Al terminar la Edad Media y dar paso a la Edad Moderna, el primer momento Gutenberg convirtió la idea del progreso en algo real. El segundo momento Gutenberg está terminando con la Edad Moderna para dar paso a una nueva era. Las expectativas son extraordinarias, pero sin una brújula ética que marque la ruta para escapar de la mirada mercantilista y al mismo tiempo establecer un nuevo orden mundial que garantice una gestión democrática y transparente del conocimiento, en el mejor de los casos la era de la IA proveerá vidas opacas, desconcertadas y destructivas. Y en el peor, millones y millones de vidas irrelevantes y prescindibles.

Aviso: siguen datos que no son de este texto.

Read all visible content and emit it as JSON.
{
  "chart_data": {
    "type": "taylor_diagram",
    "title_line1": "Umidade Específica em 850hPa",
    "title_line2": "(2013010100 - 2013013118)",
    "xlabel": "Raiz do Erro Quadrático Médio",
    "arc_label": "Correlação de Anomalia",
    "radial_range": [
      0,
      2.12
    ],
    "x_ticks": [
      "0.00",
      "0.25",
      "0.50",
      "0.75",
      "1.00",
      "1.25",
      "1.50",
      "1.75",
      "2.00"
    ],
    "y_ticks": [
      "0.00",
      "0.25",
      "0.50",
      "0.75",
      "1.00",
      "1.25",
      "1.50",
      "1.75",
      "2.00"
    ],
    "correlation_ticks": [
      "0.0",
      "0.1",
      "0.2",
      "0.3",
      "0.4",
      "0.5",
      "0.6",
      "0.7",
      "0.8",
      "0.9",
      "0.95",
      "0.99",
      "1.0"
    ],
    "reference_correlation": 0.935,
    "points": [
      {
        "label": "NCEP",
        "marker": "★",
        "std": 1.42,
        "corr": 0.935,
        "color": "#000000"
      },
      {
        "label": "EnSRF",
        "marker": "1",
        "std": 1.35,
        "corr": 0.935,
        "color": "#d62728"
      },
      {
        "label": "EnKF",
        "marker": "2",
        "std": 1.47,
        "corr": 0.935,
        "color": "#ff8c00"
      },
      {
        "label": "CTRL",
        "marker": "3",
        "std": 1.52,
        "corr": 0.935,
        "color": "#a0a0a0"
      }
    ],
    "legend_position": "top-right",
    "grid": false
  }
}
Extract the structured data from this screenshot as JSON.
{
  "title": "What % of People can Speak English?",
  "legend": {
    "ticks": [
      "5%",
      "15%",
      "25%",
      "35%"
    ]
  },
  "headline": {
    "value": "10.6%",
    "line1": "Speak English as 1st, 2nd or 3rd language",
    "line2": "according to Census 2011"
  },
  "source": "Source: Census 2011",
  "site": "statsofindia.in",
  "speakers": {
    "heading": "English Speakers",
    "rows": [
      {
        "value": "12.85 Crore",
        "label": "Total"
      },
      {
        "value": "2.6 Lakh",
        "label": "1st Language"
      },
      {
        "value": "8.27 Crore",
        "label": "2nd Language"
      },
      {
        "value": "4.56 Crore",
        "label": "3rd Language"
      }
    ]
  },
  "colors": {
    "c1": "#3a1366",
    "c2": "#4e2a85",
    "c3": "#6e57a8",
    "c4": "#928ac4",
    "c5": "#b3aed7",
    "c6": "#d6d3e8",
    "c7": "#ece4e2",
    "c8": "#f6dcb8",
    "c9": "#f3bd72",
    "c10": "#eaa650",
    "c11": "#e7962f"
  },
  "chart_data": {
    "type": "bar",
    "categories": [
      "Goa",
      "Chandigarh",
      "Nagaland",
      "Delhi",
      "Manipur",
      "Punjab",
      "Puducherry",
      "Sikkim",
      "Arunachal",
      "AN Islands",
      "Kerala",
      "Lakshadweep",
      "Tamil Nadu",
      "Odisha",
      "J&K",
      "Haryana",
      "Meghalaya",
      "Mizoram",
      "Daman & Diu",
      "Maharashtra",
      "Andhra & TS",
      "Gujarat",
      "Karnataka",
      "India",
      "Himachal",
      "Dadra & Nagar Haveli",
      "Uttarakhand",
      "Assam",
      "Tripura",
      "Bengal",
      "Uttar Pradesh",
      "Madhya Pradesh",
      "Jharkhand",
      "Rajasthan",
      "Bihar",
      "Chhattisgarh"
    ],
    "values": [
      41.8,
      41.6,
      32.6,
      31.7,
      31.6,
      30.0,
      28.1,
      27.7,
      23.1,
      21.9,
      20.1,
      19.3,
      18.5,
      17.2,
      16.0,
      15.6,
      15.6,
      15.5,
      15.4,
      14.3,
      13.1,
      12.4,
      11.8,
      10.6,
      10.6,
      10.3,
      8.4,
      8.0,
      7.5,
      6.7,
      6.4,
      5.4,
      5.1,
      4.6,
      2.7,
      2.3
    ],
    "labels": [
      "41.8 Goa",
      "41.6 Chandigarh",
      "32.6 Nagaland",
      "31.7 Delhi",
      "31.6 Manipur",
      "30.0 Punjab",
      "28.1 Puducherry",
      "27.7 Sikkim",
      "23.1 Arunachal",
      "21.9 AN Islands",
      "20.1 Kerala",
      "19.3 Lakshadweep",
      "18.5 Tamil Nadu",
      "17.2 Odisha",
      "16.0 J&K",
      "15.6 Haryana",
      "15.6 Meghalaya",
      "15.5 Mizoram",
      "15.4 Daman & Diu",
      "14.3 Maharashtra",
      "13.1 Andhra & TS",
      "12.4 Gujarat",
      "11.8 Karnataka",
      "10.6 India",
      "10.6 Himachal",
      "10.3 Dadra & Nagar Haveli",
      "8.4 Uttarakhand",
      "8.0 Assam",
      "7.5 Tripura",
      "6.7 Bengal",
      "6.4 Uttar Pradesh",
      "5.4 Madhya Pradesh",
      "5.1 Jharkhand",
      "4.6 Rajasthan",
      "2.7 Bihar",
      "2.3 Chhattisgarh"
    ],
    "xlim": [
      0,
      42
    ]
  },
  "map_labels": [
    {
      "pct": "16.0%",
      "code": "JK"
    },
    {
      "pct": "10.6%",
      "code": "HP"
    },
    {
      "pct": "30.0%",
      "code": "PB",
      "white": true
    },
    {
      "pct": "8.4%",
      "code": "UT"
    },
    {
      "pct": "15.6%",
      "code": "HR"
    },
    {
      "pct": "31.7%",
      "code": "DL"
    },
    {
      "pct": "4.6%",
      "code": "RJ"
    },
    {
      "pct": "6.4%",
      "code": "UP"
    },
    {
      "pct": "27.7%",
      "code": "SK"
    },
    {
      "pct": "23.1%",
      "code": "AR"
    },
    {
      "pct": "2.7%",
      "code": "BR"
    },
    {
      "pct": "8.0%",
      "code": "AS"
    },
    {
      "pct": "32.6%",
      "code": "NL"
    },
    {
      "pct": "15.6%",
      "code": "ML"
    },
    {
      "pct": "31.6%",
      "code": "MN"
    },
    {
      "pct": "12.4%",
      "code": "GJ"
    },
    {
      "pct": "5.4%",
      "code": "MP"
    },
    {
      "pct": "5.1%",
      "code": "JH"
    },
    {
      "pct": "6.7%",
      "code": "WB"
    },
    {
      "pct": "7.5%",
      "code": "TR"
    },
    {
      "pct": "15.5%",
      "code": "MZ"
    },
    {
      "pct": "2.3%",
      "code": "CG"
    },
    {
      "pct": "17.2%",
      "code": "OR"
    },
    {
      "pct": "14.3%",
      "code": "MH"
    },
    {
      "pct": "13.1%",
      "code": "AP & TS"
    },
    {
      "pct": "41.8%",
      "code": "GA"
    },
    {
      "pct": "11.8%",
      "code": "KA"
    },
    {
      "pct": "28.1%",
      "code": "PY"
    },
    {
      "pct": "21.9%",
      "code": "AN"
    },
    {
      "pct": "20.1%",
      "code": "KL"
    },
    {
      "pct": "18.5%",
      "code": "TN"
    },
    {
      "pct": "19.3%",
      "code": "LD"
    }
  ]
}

[1] Este artículo ha sido elaborado con la ayuda de dos modelos de inteligencia artificial: Gemini (Google) y Perplexity (Perplexity AI Inc.). Gemini es un LLM competidor directo de GPT4, capaz de generar textos, analizar imágenes, procesar y generar audio, de comprender el contenido de videos y de depurar diversos lenguajes de programación. Perplexity también utiliza LLM combinado con su propio modelo. Fue fundada en 2022 por técnicos que trabajaron en Google AI y Open AI, con una inversión proporcionada por varias firmas de capital de riesgo y Jeff Bezos.